While her mother recovered from an emergency C-section, baby Stephanie, born one month premature, was rushed to The Hospital for Sick Children (SickKids). Her stomach was dangerously distended, requiring an emergency operation.

The surgery was a success. But that initial trauma was a manifestation of a deeper problem: cystic fibrosis.

Cystic fibrosis (CF) is a genetic disease affecting the lungs and digestive system. For Stephanie, growing up with CF meant being unable to digest food without digestive enzymes. It meant severe lung infections and bowel obstructions so excruciating they’d cause her to double over in pain.

It meant visits to SickKids every three months – on top of all the times she ended up in its Emergency Department, howling in agony. And yet when she thinks back to her time at SickKids, it’s not fear she remembers, but pride.

“I spent so much time there that it was almost like a patriotic feeling, growing up in SickKids,” Stephanie explains.

Through its compassionate care, SickKids helped normalize CF, so the disease felt like a part of everyday life, not some dangerous aberration. Plus, it gave her perspective.

“Kids are naturally focused on themselves,” Stephanie says. “But walking the halls and witnessing the struggles of other families and kids, it just gives you a completely different upbringing.”

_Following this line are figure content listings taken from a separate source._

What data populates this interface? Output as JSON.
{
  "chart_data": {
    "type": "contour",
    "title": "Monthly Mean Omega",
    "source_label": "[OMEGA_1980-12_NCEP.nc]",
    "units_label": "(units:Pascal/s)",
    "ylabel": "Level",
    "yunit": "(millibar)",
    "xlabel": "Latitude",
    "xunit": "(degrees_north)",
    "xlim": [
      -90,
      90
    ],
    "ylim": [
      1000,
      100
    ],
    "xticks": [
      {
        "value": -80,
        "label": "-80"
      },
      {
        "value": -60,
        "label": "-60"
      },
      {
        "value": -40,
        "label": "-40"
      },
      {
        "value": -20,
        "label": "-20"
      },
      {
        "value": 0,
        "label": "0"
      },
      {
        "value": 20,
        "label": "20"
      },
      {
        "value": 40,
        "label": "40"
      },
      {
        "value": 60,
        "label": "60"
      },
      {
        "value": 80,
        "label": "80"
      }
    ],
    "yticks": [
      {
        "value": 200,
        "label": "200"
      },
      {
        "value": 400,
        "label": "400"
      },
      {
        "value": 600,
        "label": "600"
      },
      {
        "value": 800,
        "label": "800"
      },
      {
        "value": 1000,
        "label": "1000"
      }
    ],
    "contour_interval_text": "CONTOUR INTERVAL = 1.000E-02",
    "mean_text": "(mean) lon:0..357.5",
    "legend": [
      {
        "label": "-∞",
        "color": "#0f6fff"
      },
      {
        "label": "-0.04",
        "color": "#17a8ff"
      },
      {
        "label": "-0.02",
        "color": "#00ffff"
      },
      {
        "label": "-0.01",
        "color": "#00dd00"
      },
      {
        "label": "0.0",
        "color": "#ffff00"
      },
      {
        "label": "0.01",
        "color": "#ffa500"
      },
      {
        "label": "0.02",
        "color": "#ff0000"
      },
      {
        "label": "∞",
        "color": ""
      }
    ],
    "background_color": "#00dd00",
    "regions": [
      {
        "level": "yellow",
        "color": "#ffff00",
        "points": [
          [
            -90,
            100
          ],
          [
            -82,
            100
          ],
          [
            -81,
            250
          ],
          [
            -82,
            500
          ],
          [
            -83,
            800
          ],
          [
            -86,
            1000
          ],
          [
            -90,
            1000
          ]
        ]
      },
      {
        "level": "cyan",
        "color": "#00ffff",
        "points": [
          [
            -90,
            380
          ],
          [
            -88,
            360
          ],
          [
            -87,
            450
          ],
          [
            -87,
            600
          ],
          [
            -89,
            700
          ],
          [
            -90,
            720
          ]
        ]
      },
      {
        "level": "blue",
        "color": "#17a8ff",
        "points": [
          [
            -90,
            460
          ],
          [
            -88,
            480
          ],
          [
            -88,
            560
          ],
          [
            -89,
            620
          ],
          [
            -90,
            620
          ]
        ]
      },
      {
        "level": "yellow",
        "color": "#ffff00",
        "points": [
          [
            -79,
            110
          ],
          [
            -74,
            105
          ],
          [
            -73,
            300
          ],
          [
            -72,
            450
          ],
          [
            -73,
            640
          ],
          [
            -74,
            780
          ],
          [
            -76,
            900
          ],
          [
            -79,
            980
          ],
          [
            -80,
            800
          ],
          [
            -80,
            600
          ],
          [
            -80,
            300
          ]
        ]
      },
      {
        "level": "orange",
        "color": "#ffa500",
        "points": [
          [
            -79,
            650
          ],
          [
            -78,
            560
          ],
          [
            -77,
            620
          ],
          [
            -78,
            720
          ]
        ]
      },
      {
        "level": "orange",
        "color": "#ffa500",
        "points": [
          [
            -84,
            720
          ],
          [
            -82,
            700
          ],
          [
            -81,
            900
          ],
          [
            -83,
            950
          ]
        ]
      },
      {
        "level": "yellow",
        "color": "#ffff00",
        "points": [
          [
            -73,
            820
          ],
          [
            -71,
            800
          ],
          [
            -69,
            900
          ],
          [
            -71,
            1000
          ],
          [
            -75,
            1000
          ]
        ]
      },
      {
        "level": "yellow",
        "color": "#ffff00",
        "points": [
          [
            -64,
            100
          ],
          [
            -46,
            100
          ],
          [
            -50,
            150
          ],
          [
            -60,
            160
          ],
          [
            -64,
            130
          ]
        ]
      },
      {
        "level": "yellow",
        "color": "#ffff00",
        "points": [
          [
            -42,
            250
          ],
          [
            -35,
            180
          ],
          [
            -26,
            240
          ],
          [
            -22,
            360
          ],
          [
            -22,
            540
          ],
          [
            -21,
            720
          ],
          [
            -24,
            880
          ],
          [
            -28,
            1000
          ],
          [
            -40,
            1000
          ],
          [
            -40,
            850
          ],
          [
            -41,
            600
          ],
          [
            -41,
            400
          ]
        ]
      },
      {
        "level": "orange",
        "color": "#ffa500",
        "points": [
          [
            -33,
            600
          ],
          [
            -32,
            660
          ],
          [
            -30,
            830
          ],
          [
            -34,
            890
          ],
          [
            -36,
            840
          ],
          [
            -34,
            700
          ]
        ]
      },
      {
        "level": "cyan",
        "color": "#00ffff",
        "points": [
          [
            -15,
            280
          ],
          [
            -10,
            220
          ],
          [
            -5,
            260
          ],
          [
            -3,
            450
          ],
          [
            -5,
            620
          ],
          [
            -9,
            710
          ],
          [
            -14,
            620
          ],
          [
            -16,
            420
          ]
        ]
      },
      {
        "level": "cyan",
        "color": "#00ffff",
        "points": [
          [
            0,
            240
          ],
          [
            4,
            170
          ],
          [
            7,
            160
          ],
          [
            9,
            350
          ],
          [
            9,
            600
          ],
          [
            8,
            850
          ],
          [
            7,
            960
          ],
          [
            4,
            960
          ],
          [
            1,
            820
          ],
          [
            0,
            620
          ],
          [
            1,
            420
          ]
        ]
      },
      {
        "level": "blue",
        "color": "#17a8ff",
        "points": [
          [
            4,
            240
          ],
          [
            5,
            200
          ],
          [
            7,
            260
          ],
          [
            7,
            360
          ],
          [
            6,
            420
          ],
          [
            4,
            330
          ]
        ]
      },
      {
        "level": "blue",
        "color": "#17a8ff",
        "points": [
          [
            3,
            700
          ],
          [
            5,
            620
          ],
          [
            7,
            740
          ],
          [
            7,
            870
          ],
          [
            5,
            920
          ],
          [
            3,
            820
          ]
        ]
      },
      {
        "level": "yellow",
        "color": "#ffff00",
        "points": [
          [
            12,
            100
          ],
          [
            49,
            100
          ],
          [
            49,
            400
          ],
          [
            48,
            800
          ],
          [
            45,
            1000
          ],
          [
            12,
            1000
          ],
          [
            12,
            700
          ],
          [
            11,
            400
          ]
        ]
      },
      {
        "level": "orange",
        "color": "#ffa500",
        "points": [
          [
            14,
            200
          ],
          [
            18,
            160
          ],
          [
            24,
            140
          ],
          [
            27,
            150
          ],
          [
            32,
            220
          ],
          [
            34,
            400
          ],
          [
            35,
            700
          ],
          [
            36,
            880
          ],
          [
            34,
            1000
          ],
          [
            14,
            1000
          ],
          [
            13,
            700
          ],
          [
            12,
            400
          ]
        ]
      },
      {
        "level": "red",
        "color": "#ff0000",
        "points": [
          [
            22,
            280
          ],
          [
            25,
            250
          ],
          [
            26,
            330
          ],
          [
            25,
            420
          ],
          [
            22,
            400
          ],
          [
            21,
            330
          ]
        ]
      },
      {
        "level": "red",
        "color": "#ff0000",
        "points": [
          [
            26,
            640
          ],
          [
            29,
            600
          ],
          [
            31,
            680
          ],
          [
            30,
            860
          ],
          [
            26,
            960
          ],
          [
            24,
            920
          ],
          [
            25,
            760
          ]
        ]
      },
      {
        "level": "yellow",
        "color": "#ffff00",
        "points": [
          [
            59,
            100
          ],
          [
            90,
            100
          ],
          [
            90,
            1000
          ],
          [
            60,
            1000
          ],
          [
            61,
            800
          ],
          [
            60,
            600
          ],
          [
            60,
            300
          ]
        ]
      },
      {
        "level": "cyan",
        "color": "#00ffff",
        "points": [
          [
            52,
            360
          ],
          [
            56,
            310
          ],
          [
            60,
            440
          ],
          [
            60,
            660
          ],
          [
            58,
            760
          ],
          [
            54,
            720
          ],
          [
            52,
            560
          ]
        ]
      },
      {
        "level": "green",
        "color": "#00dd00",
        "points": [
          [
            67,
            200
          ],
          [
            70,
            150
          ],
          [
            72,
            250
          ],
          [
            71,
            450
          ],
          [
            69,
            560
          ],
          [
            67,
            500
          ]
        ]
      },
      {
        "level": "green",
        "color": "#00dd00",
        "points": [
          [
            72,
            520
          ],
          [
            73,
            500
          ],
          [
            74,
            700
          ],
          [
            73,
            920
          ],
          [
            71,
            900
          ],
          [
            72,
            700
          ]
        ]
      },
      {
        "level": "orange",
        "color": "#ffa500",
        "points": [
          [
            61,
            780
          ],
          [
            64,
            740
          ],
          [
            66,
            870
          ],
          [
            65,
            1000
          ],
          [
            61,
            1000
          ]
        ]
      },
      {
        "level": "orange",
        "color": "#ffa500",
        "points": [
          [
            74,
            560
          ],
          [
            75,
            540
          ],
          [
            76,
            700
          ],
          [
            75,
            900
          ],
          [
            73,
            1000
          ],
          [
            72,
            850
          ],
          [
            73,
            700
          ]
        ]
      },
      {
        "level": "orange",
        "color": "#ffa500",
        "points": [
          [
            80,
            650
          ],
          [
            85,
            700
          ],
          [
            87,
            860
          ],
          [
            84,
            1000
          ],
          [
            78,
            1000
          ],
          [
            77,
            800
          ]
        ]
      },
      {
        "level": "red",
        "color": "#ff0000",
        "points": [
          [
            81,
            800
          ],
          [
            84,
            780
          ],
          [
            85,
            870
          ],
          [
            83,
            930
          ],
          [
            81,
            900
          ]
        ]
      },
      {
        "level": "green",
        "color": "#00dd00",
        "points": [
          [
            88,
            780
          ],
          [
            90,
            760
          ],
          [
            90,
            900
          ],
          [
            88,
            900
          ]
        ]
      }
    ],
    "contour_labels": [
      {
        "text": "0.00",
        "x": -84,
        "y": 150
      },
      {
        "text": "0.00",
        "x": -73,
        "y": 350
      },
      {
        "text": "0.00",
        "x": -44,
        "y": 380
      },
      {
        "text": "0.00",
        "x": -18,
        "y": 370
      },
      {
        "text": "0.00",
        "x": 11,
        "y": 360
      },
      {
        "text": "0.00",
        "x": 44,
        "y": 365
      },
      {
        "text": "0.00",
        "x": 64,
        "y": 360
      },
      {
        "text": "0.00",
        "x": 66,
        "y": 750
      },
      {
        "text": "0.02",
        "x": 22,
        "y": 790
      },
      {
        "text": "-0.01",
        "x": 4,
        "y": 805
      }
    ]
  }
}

In 1989, news broke that SickKids had helped discover the gene responsible for cystic fibrosis. “Even as a six-year-old, I could feel that ripple of joy and hope,” Stephanie says.

But buried within the joyous news was a bitter truth: Most people with cystic fibrosis didn’t live past 25. The night of the discovery, Stephanie broke down crying, overwhelmed by the myriad emotions and the unfairness of it all.

Still, she had hope – with progress came possibility.

“Every time we went to a clinic appointment after that, my favourite nurse would say, ‘We’re so close; they’re making such big progress,’” Stephanie says.

The older Stephanie got, the worse her condition became. In her pre-teens, her lungs began to fail. In her late twenties, her left lung collapsed at work, forcing her to spend eight weeks in the hospital hooked up to chest tubes. But Stephanie refused to give up hope.

She got married. She travelled the world. And with her sister as a surrogate, she had a beautiful baby boy.

Today, at 37, Stephanie is happier and healthier than she’s been in years. That’s thanks to that original SickKids discovery in 1989, and everything it’s made possible since.